In 1 Timothy 3 the Apostle Paul explains the qualifications for pastors and deacons. In our discussion, we focus on verse 11. The Greek word used here is gunaikas, which simply means “women.” Many Bible translators and interpreters believe Paul is referring to the wives of deacons. Indeed, that is how the translators of the New King James Version translate the verse: “their wives.” On the other hand, the NASB and RSV simply translate gunaikas as “women.” Which is it then—deacons’ wives or deaconesses? Often in biblical interpretation, the debaters can be divided into two camps, liberals and conservatives; however, in this matter, conservatives arrive at different conclusions.

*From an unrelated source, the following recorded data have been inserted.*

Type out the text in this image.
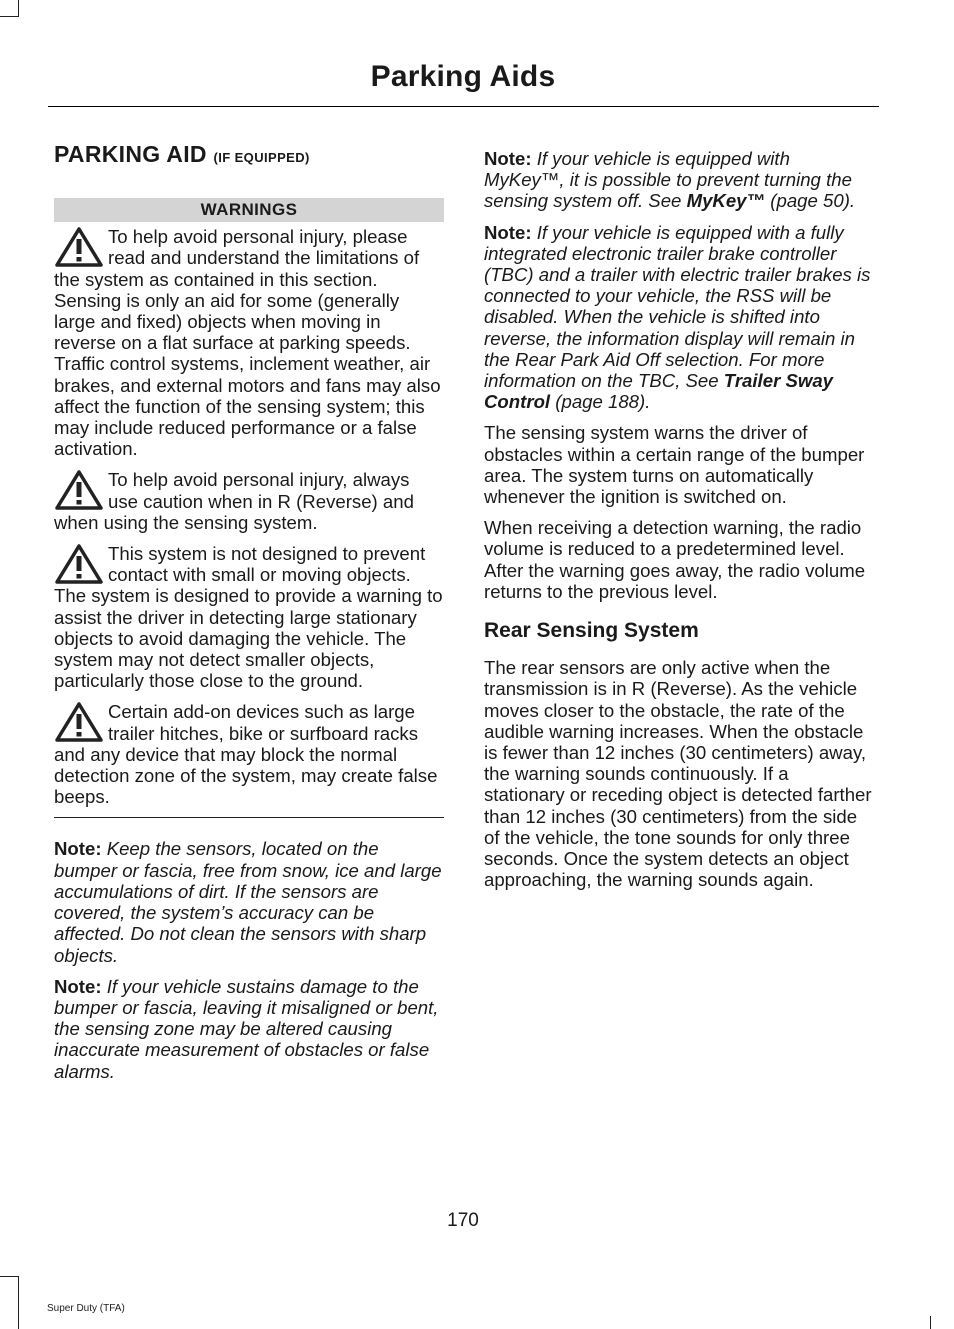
Parking Aids
PARKING AID (IF EQUIPPED)
WARNINGS

To help avoid personal injury, please read and understand the limitations of the system as contained in this section. Sensing is only an aid for some (generally large and fixed) objects when moving in reverse on a flat surface at parking speeds. Traffic control systems, inclement weather, air brakes, and external motors and fans may also affect the function of the sensing system; this may include reduced performance or a false activation.

To help avoid personal injury, always use caution when in R (Reverse) and when using the sensing system.

This system is not designed to prevent contact with small or moving objects. The system is designed to provide a warning to assist the driver in detecting large stationary objects to avoid damaging the vehicle. The system may not detect smaller objects, particularly those close to the ground.

Certain add-on devices such as large trailer hitches, bike or surfboard racks and any device that may block the normal detection zone of the system, may create false beeps.

Note: Keep the sensors, located on the bumper or fascia, free from snow, ice and large accumulations of dirt. If the sensors are covered, the system’s accuracy can be affected. Do not clean the sensors with sharp objects.

Note: If your vehicle sustains damage to the bumper or fascia, leaving it misaligned or bent, the sensing zone may be altered causing inaccurate measurement of obstacles or false alarms.

Note: If your vehicle is equipped with MyKey™, it is possible to prevent turning the sensing system off. See MyKey™ (page 50).

Note: If your vehicle is equipped with a fully integrated electronic trailer brake controller (TBC) and a trailer with electric trailer brakes is connected to your vehicle, the RSS will be disabled. When the vehicle is shifted into reverse, the information display will remain in the Rear Park Aid Off selection. For more information on the TBC, See Trailer Sway Control (page 188).

The sensing system warns the driver of obstacles within a certain range of the bumper area. The system turns on automatically whenever the ignition is switched on.

When receiving a detection warning, the radio volume is reduced to a predetermined level. After the warning goes away, the radio volume returns to the previous level.

Rear Sensing System

The rear sensors are only active when the transmission is in R (Reverse). As the vehicle moves closer to the obstacle, the rate of the audible warning increases. When the obstacle is fewer than 12 inches (30 centimeters) away, the warning sounds continuously. If a stationary or receding object is detected farther than 12 inches (30 centimeters) from the side of the vehicle, the tone sounds for only three seconds. Once the system detects an object approaching, the warning sounds again.

170
Super Duty (TFA)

John MacArthur wrote a pamphlet, entitled “Answering the Key Questions about Deacons.” About 1 Timothy 3 he writes, “The Greek word for ‘women’ in 1 Timothy 3:11 is gunaikas. That refers, most likely, to women who are in the office of deaconess. The only way Paul could refer to women in verse 11 would be to use the Greek word gunaikas, because there is no feminine form of diakonos. The same form of the word diakonos is both masculine and feminine; it would have been unclear for Paul to use just the term diakonos if he wanted to refer to women servers. He had to identify them as women. So, there are three distinct offices advocated in 1 Timothy 3—elders, deacons, and deaconesses” (20).

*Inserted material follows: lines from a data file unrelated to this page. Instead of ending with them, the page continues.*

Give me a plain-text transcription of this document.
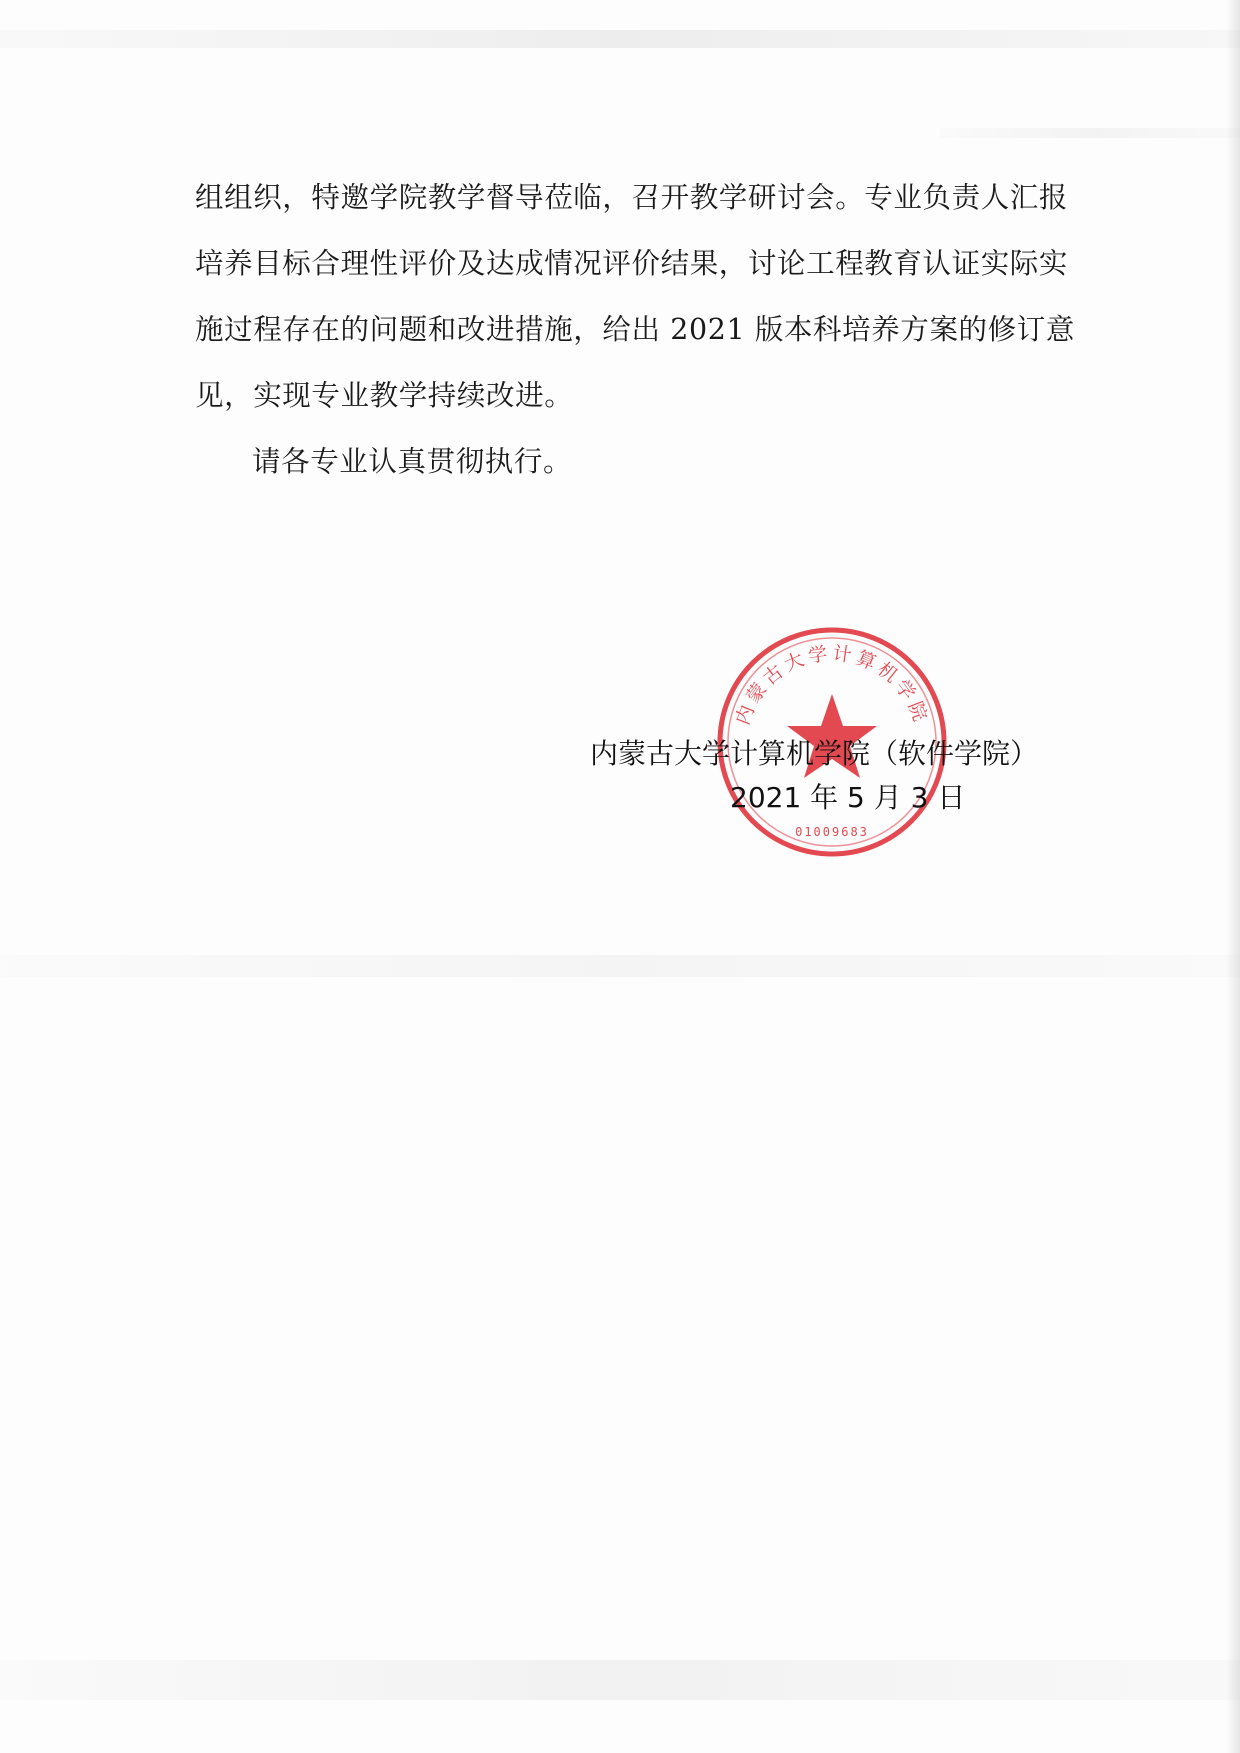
组组织，特邀学院教学督导莅临，召开教学研讨会。专业负责人汇报
培养目标合理性评价及达成情况评价结果，讨论工程教育认证实际实
施过程存在的问题和改进措施，给出 2021 版本科培养方案的修订意
见，实现专业教学持续改进。
请各专业认真贯彻执行。
内蒙古大学计算机学院
01009683
内蒙古大学计算机学院（软件学院）
2021 年 5 月 3 日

Warren Wiersbe has it both ways, he writes that Phoebe served as a deaconess in Cenchreae, while he holds that 1 Timothy 3:11 refers to wives of deacons. The late Dr. Tommy Lea, Dean of the School of Theology at Southwestern Seminary, wrote this in the New American Commentary on 1 Timothy: “The early church did have women whose special responsibility was to work with women and children (see Titus 2:4). They performed pastoral work with the sick and poor and helped at baptism” (120).

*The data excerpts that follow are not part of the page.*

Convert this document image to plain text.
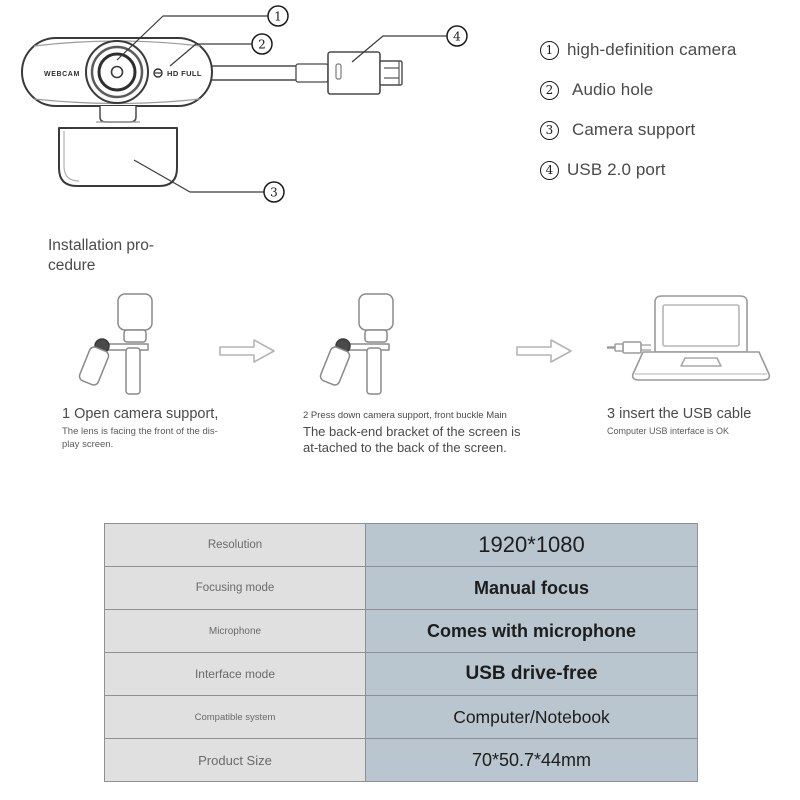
WEBCAM	HD FULL
1
2
3
4
1 high-definition camera
2	Audio hole
3	Camera support
4 USB 2.0 port
Installation pro- cedure
1 Open camera support,
The lens is facing the front of the dis-play screen.
2 Press down camera support, front buckle Main
The back-end bracket of the screen is at-tached to the back of the screen.
3 insert the USB cable
Computer USB interface is OK
Resolution	1920*1080
Focusing mode	Manual focus
Microphone	Comes with microphone
Interface mode	USB drive-free
Compatible system	Computer/Notebook
Product Size	70*50.7*44mm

Here are my practical observations about deaconesses. First, the Baptist Statement of Faith and Message does not mention deacons, whether male or female. Most SBC churches have only male deacons. Some SBC churches have both male and female deacons. Ultimately, this falls under congregational autonomy. Second, it seems to me that women could serve well in providing care for a congregation. They can provide pastoral care for women, children, and the sick better than most men.
Why would we deny them the opportunity to do so? Why should we deny the congregation their care? Third, the matter of deaconesses would be divisive in many churches. There is no doubt about that. When I served as a pastor in Kentucky, the church was 200 years old and conservative in doctrine and practice. All our deacons were men. So, I organized a Care Corps of female church members. They ministered to the sick and elderly, and they did a great job. We did not call them deaconesses. They just did the ministry deaconesses.
What do our readers think about deaconesses?